Years back, when I was fresh out of school, it seemed that interviews, at least for the 'quantitative gun-slinger' variety, always consisted of a bunch of brain-tweezers. Charitably, I will speculate now that these were common because I did not have a lot of experience. I will go out on a limb and state that this is a terrible way to interview candidates (although perhaps not much worse than every other interview tactic). First, think of the power dynamics here: the interviewer knows the answer to a question, one that they themselves may not have figured out, yet they keep mum and watch the interviewee twist in the wind. What will it be like to work with that person? Will they withhold key information to see if you can figure it out yourself? Will working at the job always make you feel dumb? Is your job an endless series of brain tweezers?
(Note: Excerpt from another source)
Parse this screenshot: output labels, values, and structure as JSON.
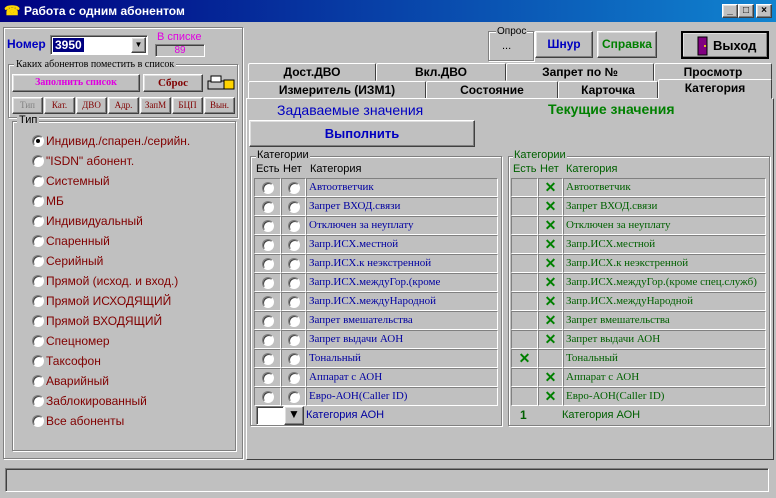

Is this the best we can do?

When I was interviewing, I was fairly certain that the 'homework problem' was a much better screen: closer to what the actual work would be like, you learn a lot about how a person thinks and works, and you might get some free consulting out of them if the problem is actually of interest (and it should be). And then I found myself in the position of having to submit a whole bunch of these during my flurry of interviews, typically before I knew enough about the company to determine whether I should proceed. My suggestion with these, and I stuck to this line, is to set a strict time limit of one or two hours. Make sure you have enough time when the HR contact sends it to you, and complete it within this short time limit, and return it, refusing any offer to "take more time." Make sure they know how valuable your time is.